I have my set at static, I don't want unknown queries in my local domain to go anywhere. But the thread I Linked to gets the configuration fixed up for you.
-
Awesome, thanks!
I knew there had to be another config file somewhere :)I have a server in my local network and want local connections to use it's local ip.
Otherwise I'm not able to reach it, because the NAT doesn't work on the LAN interface.
Setting the system zone to redirect was plain wrong though. I should have read the docs more thoroughly. ;)
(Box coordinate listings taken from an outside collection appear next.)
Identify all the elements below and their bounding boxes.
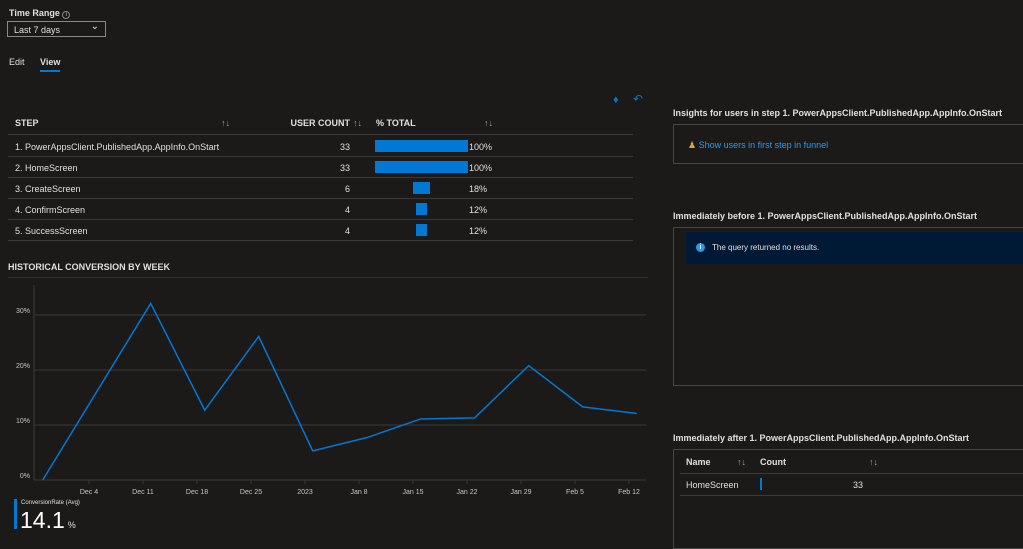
after-box: Name ↑↓ Count ↑↓ HomeScreen 33 [673, 449, 1023, 549]
table-row[interactable]: 3. CreateScreen 6 18% [8, 178, 633, 199]
conversion-rate-line [43, 303, 637, 480]
summary: 14.1 % [20, 507, 76, 534]
tab-edit[interactable]: Edit [9, 57, 25, 67]
step-name: 5. SuccessScreen [15, 226, 88, 236]
y-tick-label: 10% [16, 418, 30, 425]
chart-title: HISTORICAL CONVERSION BY WEEK [8, 262, 170, 272]
x-tick-label: Dec 18 [186, 489, 208, 495]
chevron-down-icon: ⌄ [91, 21, 99, 32]
before-title: Immediately before 1. PowerAppsClient.Pu… [673, 211, 977, 221]
y-tick-label: 0% [20, 473, 30, 480]
time-range-dropdown[interactable]: Last 7 days ⌄ [7, 21, 106, 37]
after-title: Immediately after 1. PowerAppsClient.Pub… [673, 433, 969, 443]
sort-icon[interactable]: ↑↓ [221, 118, 230, 128]
step-name: 3. CreateScreen [15, 184, 81, 194]
before-box: i The query returned no results. [673, 227, 1023, 386]
y-tick-label: 30% [16, 308, 30, 315]
pct-bar [375, 140, 468, 152]
row-name: HomeScreen [686, 480, 739, 490]
user-count: 4 [345, 226, 350, 236]
pct-bar [413, 182, 430, 194]
x-tick-label: Dec 4 [80, 489, 98, 495]
table-row[interactable]: 4. ConfirmScreen 4 12% [8, 199, 633, 220]
x-tick-label: Feb 12 [618, 489, 640, 495]
x-tick-label: Feb 5 [566, 489, 584, 495]
pin-icon[interactable]: ♦ [613, 94, 619, 106]
summary-unit: % [68, 520, 76, 530]
pct-total: 100% [469, 163, 492, 173]
table-row[interactable]: 1. PowerAppsClient.PublishedApp.AppInfo.… [8, 136, 633, 157]
sort-icon[interactable]: ↑↓ [869, 457, 878, 467]
legend-swatch [14, 499, 17, 529]
user-icon: ♟ [688, 140, 696, 150]
pct-bar [416, 203, 427, 215]
count-bar [760, 478, 762, 490]
info-icon: i [696, 243, 705, 252]
sort-icon[interactable]: ↑↓ [484, 118, 493, 128]
sort-icon[interactable]: ↑↓ [353, 118, 362, 128]
time-range-value: Last 7 days [14, 25, 60, 35]
table-row[interactable]: 5. SuccessScreen 4 12% [8, 220, 633, 241]
reset-icon[interactable]: ↶ [633, 92, 643, 106]
insights-box: ♟ Show users in first step in funnel [673, 124, 1023, 164]
summary-value: 14.1 [20, 507, 65, 534]
x-tick-label: Dec 11 [132, 489, 154, 495]
pct-total: 100% [469, 142, 492, 152]
info-banner: i The query returned no results. [686, 232, 1023, 264]
row-count: 33 [853, 480, 863, 490]
insights-title: Insights for users in step 1. PowerAppsC… [673, 108, 1002, 118]
pct-bar [416, 224, 427, 236]
x-tick-label: 2023 [297, 489, 313, 495]
user-count: 6 [345, 184, 350, 194]
x-tick-label: Jan 22 [456, 489, 477, 495]
y-tick-label: 20% [16, 363, 30, 370]
header-user-count[interactable]: USER COUNT [290, 118, 350, 128]
x-tick-label: Jan 8 [350, 489, 367, 495]
header-step[interactable]: STEP [15, 118, 39, 128]
user-count: 33 [340, 142, 350, 152]
header-pct-total[interactable]: % TOTAL [376, 118, 416, 128]
summary-label: ConversionRate (Avg) [21, 500, 80, 506]
x-tick-label: Jan 15 [402, 489, 423, 495]
header-count[interactable]: Count [760, 457, 786, 467]
step-name: 2. HomeScreen [15, 163, 78, 173]
user-count: 4 [345, 205, 350, 215]
step-name: 4. ConfirmScreen [15, 205, 85, 215]
divider [8, 277, 648, 278]
x-tick-label: Dec 25 [240, 489, 262, 495]
time-range-label: Time Range i [9, 8, 70, 19]
tab-view[interactable]: View [40, 57, 60, 72]
user-count: 33 [340, 163, 350, 173]
header-name[interactable]: Name [686, 457, 711, 467]
pct-total: 12% [469, 226, 487, 236]
no-results-message: The query returned no results. [712, 243, 819, 252]
pct-total: 18% [469, 184, 487, 194]
table-row[interactable]: 2. HomeScreen 33 100% [8, 157, 633, 178]
pct-total: 12% [469, 205, 487, 215]
step-name: 1. PowerAppsClient.PublishedApp.AppInfo.… [15, 142, 219, 152]
table-row[interactable]: HomeScreen 33 [680, 474, 1023, 496]
divider [8, 134, 633, 135]
x-tick-label: Jan 29 [510, 489, 531, 495]
sort-icon[interactable]: ↑↓ [737, 457, 746, 467]
pct-bar [375, 161, 468, 173]
conversion-line-chart: 0% 10% 20% 30% Dec 4 Dec 11 Dec 18 Dec 25 2023 Ja… [0, 280, 650, 495]
info-icon[interactable]: i [62, 11, 70, 19]
show-users-link[interactable]: ♟ Show users in first step in funnel [688, 140, 828, 151]
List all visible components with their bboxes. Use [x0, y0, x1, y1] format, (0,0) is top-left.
I use local-zone and local-data in the custom config now, as documented for wildcard resolution.
-
Still not understanding the need of a wildcard? If want pfsense unbound to look up something from a local dns for some local zone just setup a domain override.
When you say local server.. So for example you have some public fqdn host.publicdomain.tld and you want your local devices to resolve host.publicdomain.tld to this servers local IP? If that is the case that is a simple host override. Are you saying you want host.publicdomain.tld, otherhost.publicdomain.tld, whatever.publidomain.tld all to resolve to your local machines IP? Then sure that would be a wild card entry for this publicdomain.tld or localdomain.tld.. If it was publicdomain.tld a wildcard would be bad since you wouldn't be able to resolve anything to the public IP, etc.
-
I was actually using host overrides until recently. But it became too much of a hassle to add a new one for every subdomain.
The whole publicdomain.tld is supposed to resolve to this particular host, so a wildcard was the easiest solution.
Also I kept forgetting to add a new override and would wonder why one subdomain would not work.Is it still possible to add host overrides within a wildcard domain? I might some day have a subdomain that's not supposed to resolve to my local server.